In prior research, other scholars have analyzed whether judges retired the year before or after an election and concluded that judges’ retirement decisions are not influenced by politics. What makes this study novel and leads to very different conclusions, however, is that it also examined whether the judges retired in the first quarter before or after an election.

The study found:

  • Between 1802-1975, relative to the regular distribution of departures from the bench over time, an additional six percent of all judicial exits corresponded with electoral cycles and appear to have been politically motivated. But since 1975, it’s been a different story.
  • There has been a significant increase in politically motivated retirements since the 1970s following Roe v. Wade and the rising influence of right-wing Evangelical politics. This has since continued to intensify: 40 of 273 — or 14.7 percent — of federal judicial retirements between 1976-2019 appear to have been deliberately timed to match the political affiliation of the retiring judge with that of the president responsible for nominating their replacement.

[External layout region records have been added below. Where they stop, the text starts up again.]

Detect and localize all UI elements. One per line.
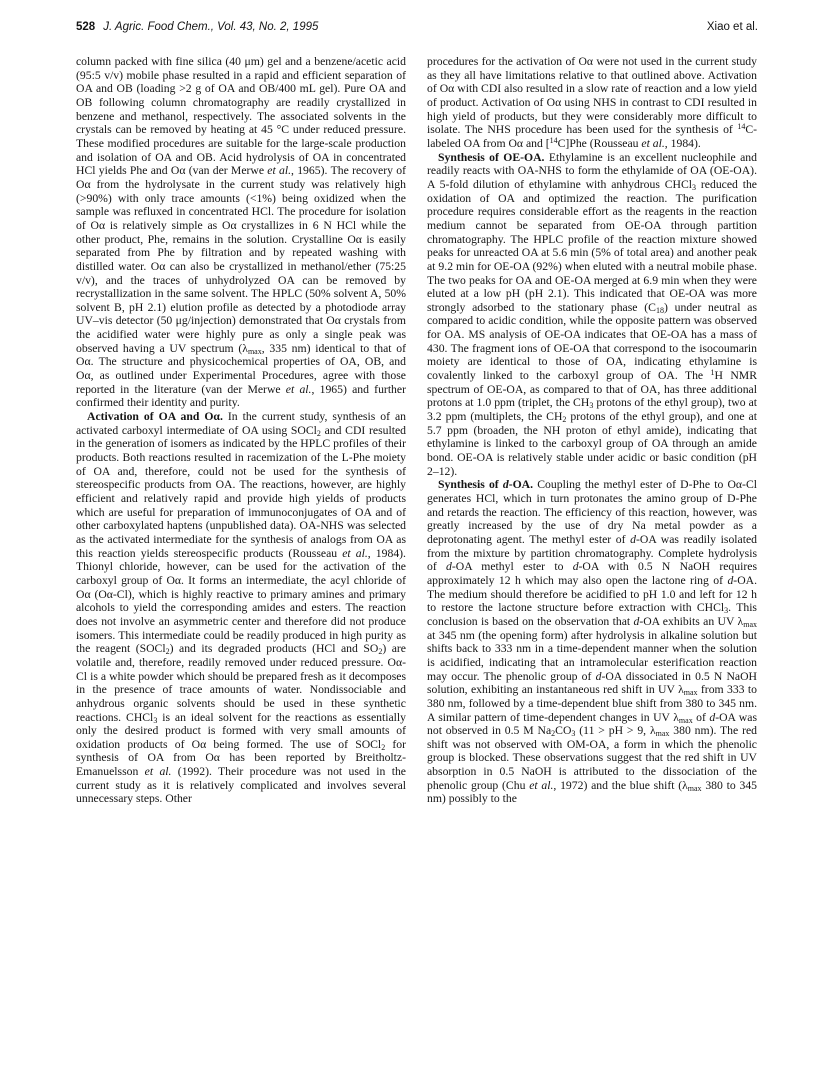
journal-citation: J. Agric. Food Chem., Vol. 43, No. 2, 1995 [103,21,319,33]
section-text-d-oa: Coupling the methyl ester of D-Phe to Oα-Cl generates HCl, which in turn protonates the amino group of D-Phe and retards the reaction. The efficiency of this reaction, however, was greatly increased by the use of dry Na metal powder as a deprotonating agent. The methyl ester of d-OA was readily isolated from the mixture by partition chromatography. Complete hydrolysis of d-OA methyl ester to d-OA with 0.5 N NaOH requires approximately 12 h which may also open the lactone ring of d-OA. The medium should therefore be acidified to pH 1.0 and left for 12 h to restore the lactone structure before extraction with CHCl$_3$. This conclusion is based on the observation that d-OA exhibits an UV $\lambda_{max}$ at 345 nm (the opening form) after hydrolysis in alkaline solution but shifts back to 333 nm in a time-dependent manner when the solution is acidified, indicating that an intramolecular esterification reaction may occur. The phenolic group of d-OA dissociated in 0.5 N NaOH solution, exhibiting an instantaneous red shift in UV $\lambda_{max}$ from 333 to 380 nm, followed by a time-dependent blue shift from 380 to 345 nm. A similar pattern of time-dependent changes in UV $\lambda_{max}$ of d-OA was not observed in 0.5 M $Na_2CO_3$ (11 > pH > 9, $\lambda_{max}$ 380 nm). The red shift was not observed with OM-OA, a form in which the phenolic group is blocked. These observations suggest that the red shift in UV absorption in 0.5 NaOH is attributed to the dissociation of the phenolic group (Chu et al., 1972) and the blue shift ($\lambda_{max}$ 380 to 345 nm) possibly to the [427,478,758,806]
running-header [76,21,758,37]
paragraph-d-oa [427,478,757,806]
paragraph-oe-oa [427,151,757,479]
running-authors: Xiao et al. [706,21,758,33]
section-heading-d-oa: Synthesis of d-OA. [438,478,534,492]
paragraph-activation [76,410,406,806]
section-heading-oe-oa: Synthesis of OE-OA. [438,150,545,164]
page-number: 528 [76,21,96,33]
section-heading-activation: Activation of OA and Oα. [87,410,223,424]
paragraph-activation-continued: procedures for the activation of Oα were not used in the current study as they all have limitations relative to that outlined above. Activation of Oα with CDI also resulted in a slow rate of reaction and a low yield of product. Activation of Oα using NHS in contrast to CDI resulted in high yield of products, but they were considerably more difficult to isolate. The NHS procedure has been used for the synthesis of $^{14}$C-labeled OA from Oα and [$^{14}$C]Phe (Rousseau et al., 1984). [427,55,757,150]
left-column [76,55,406,806]
paragraph-oa-ob-isolation: column packed with fine silica (40 μm) gel and a benzene/acetic acid (95:5 v/v) mobile phase resulted in a rapid and efficient separation of OA and OB (loading >2 g of OA and OB/400 mL gel). Pure OA and OB following column chromatography are readily crystallized in benzene and methanol, respectively. The associated solvents in the crystals can be removed by heating at 45 °C under reduced pressure. These modified procedures are suitable for the large-scale production and isolation of OA and OB. Acid hydrolysis of OA in concentrated HCl yields Phe and Oα (van der Merwe et al., 1965). The recovery of Oα from the hydrolysate in the current study was relatively high (>90%) with only trace amounts (<1%) being oxidized when the sample was refluxed in concentrated HCl. The procedure for isolation of Oα is relatively simple as Oα crystallizes in 6 N HCl while the other product, Phe, remains in the solution. Crystalline Oα is easily separated from Phe by filtration and by repeated washing with distilled water. Oα can also be crystallized in methanol/ether (75:25 v/v), and the traces of unhydrolyzed OA can be removed by recrystallization in the same solvent. The HPLC (50% solvent A, 50% solvent B, pH 2.1) elution profile as detected by a photodiode array UV–vis detector (50 μg/injection) demonstrated that Oα crystals from the acidified water were highly pure as only a single peak was observed having a UV spectrum ($\lambda_{max}$, 335 nm) identical to that of Oα. The structure and physicochemical properties of OA, OB, and Oα, as outlined under Experimental Procedures, agree with those reported in the literature (van der Merwe et al., 1965) and further confirmed their identity and purity. [76,55,406,410]
section-text-oe-oa: Ethylamine is an excellent nucleophile and readily reacts with OA-NHS to form the ethylamide of OA (OE-OA). A 5-fold dilution of ethylamine with anhydrous CHCl$_3$ reduced the oxidation of OA and optimized the reaction. The purification procedure requires considerable effort as the reagents in the reaction medium cannot be separated from OE-OA through partition chromatography. The HPLC profile of the reaction mixture showed peaks for unreacted OA at 5.6 min (5% of total area) and another peak at 9.2 min for OE-OA (92%) when eluted with a neutral mobile phase. The two peaks for OA and OE-OA merged at 6.9 min when they were eluted at a low pH (pH 2.1). This indicated that OE-OA was more strongly adsorbed to the stationary phase $(C_{18})$ under neutral as compared to acidic condition, while the opposite pattern was observed for OA. MS analysis of OE-OA indicates that OE-OA has a mass of 430. The fragment ions of OE-OA that correspond to the isocoumarin moiety are identical to those of OA, indicating ethylamine is covalently linked to the carboxyl group of OA. The $^1$H NMR spectrum of OE-OA, as compared to that of OA, has three additional protons at 1.0 ppm (triplet, the $CH_3$ protons of the ethyl group), two at 3.2 ppm (multiplets, the $CH_2$ protons of the ethyl group), and one at 5.7 ppm (broaden, the NH proton of ethyl amide), indicating that ethylamine is linked to the carboxyl group of OA through an amide bond. OE-OA is relatively stable under acidic or basic condition (pH 2–12). [427,150,758,478]
section-text-activation: In the current study, synthesis of an activated carboxyl intermediate of OA using SOCl$_2$ and CDI resulted in the generation of isomers as indicated by the HPLC profiles of their products. Both reactions resulted in racemization of the L-Phe moiety of OA and, therefore, could not be used for the synthesis of stereospecific products from OA. The reactions, however, are highly efficient and relatively rapid and provide high yields of products which are useful for preparation of immunoconjugates of OA and of other carboxylated haptens (unpublished data). OA-NHS was selected as the activated intermediate for the synthesis of analogs from OA as this reaction yields stereospecific products (Rousseau et al., 1984). Thionyl chloride, however, can be used for the activation of the carboxyl group of Oα. It forms an intermediate, the acyl chloride of Oα (Oα-Cl), which is highly reactive to primary amines and primary alcohols to yield the corresponding amides and esters. The reaction does not involve an asymmetric center and therefore did not produce isomers. This intermediate could be readily produced in high purity as the reagent (SOCl$_2$) and its degraded products (HCl and $SO_2$) are volatile and, therefore, readily removed under reduced pressure. Oα-Cl is a white powder which should be prepared fresh as it decomposes in the presence of trace amounts of water. Nondissociable and anhydrous organic solvents should be used in these synthetic reactions. CHCl$_3$ is an ideal solvent for the reactions as essentially only the desired product is formed with very small amounts of oxidation products of Oα being formed. The use of SOCl$_2$ for synthesis of OA from Oα has been reported by Breitholtz-Emanuelsson et al. (1992). Their procedure was not used in the current study as it is relatively complicated and involves several unnecessary steps. Other [76,410,407,806]
right-column [427,55,757,806]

  • Judges appointed by presidents of both parties engage in this behavior, but Republican-affiliated judges are more likely to deliberately time their retirements according to electoral cycles.
  • This has affected thousands of court decisions and millions of Americans, as data show that judges appointed by Republican versus Democrat presidents systematically differ in how they decide cases on gender rights, sentencing lengths and several additional key matters in American law with consequences for racial and gender disparities.